If you’re a Milwaukee Bucks fan, it’s extremely easy to get lost in daydreams while watching the late rounds of the NBA playoffs. It’s even truer if you root for one of the small market teams, or one of the clubs shaking off a recent stretch of bad years. Oklahoma City fits the former while Philadelphia matches the latter; Indiana fills both of those roles. The Thunder are fighting in their conference finals while Philly and the Pacers made strong underdog runs. The questions begin to pour in: Why can’t the Bucks be like that? Why can’t Milwaukee be a destination for free agents? When will luck roll the Bucks’ way with roster decisions?

You look at the way the teams mentioned above were built. In the last decade, Seattle finished 3 straight years among the worst 5 teams in the league. Within those years they added All-Stars Kevin Durant and Russell Westbrook in the draft, but they also suffered through a tough relocation to Oklahoma City. Philadelphia and Indiana both had 6 playoff appearances in the last 10 years and never once finished within the worst 5 records in the league, though Philadelphia made a leap to the 2nd overall pick one year. Neither Philadelphia nor Indiana dwelled in the league cellar, and they were still able to develop solid teams in the draft.

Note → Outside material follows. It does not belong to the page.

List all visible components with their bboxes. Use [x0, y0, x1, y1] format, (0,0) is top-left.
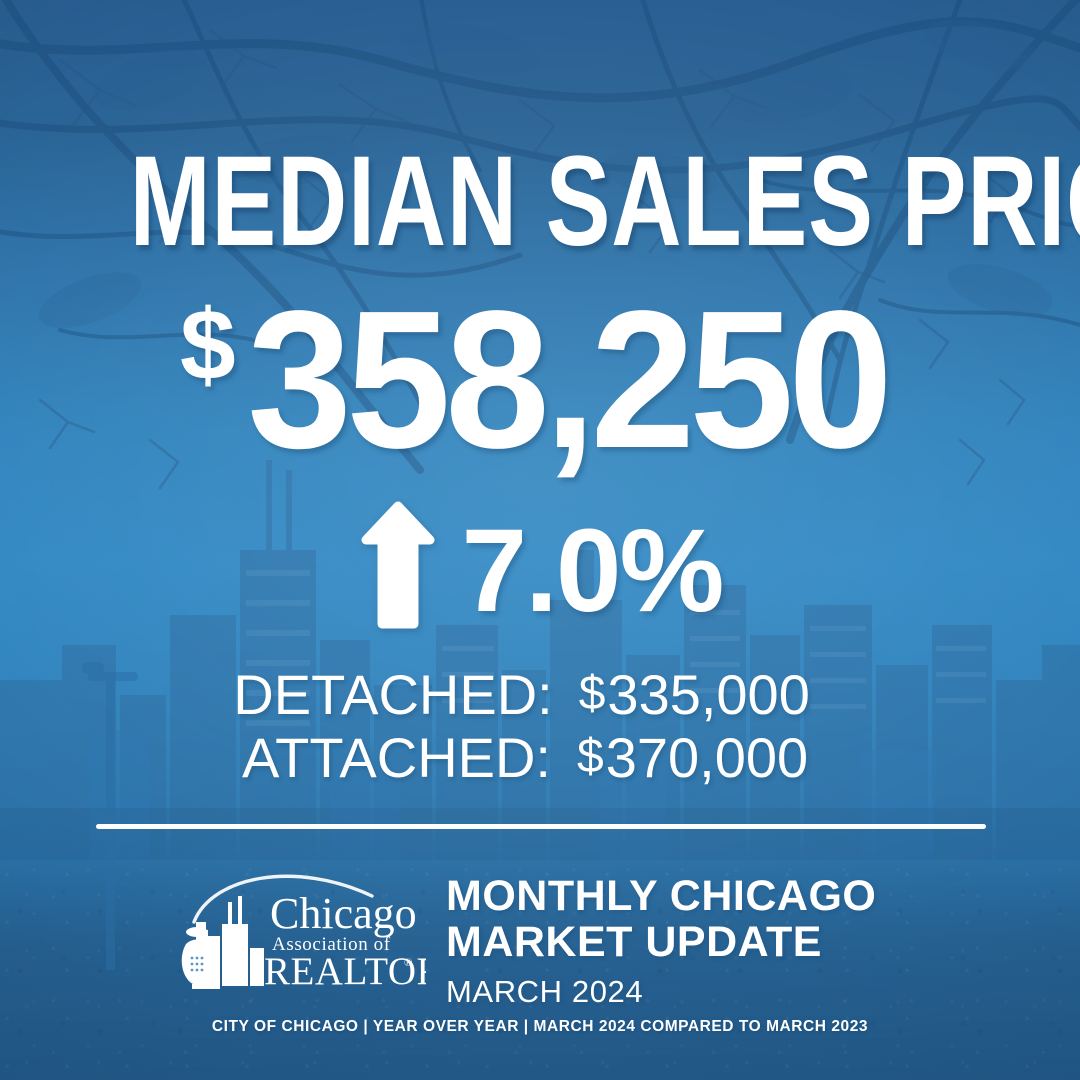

The 76ers, for example, drafted 73% of their team scoring this season.

So what was different for the Bucks? In that same decade, they had 4 playoff appearances (the same as Seattle/Oklahoma City) but had 2 seasons in the worst 5 league records. The draft lottery helped them one year with a leap to the 1st overall pick but hurt them another by bumping them down a few spots, missing out on All-Stars like Durant or Al Horford. Luck can’t fall everyone’s way, and the Bucks made some good and bad draft picks.

But it wasn’t the draft that plagued the Bucks. It was money. Use the Los Angeles Clippers as an example. The Clippers made the 2nd round of the playoffs this year after a successful season. Their method? Money. After finishing as one of the worst teams for the majority of the 2000s, the typically modest-spending Clippers went out and took on a lot of big money. Trading for star point guard Chris Paul put them solidly over the luxury tax level in the NBA, but that isn’t going to hurt a big market team from Los Angeles.

The Bucks can’t spend like that, but they tried. Oh boy, did they try. A lot of long-term bad money was given out to bad players. When their “blank check” general manager was given the boot, they were left scrambling for years to sort out money problems while attempting to field a competitive team. Like Indiana and Philadelphia, the Bucks didn’t want to get stuck as bottom-feeders.

Starting this offseason, the financial problems of the old Bucks are gone. It is now time to begin the phase in which they become the next Indiana, Philadelphia, or better yet, Oklahoma City. They have some solid young pieces in place, and need to make just a few additional moves. One crucial remaining step to replicate their success is to be active in free agency. In the last couple years, Oklahoma City, Philadelphia and Indiana added key players such as David West, Kendrick Perkins and Elton Brand to compliment the pieces they drafted. And you’ll see all three teams as playoff staples for the next few years.

After tonight’s NBA Lottery assignments, the Bucks get the 12th pick in next month’s draft. Watch for Milwaukee to target big, physical post players through the draft as well as free agency. It’s been a number of years since Milwaukee could be active in free agency, and they really have to make it count. I’ll start with a player like unrestricted free agent Chris Kaman from New Orleans, who would do well in a Bucks’ uniform. But there are plenty of decisions; the Milwaukee Bucks aren’t an overnight fix, but they have a golden opportunity to put themselves on the right track. There will be a lot to cover this summer as those decisions get made.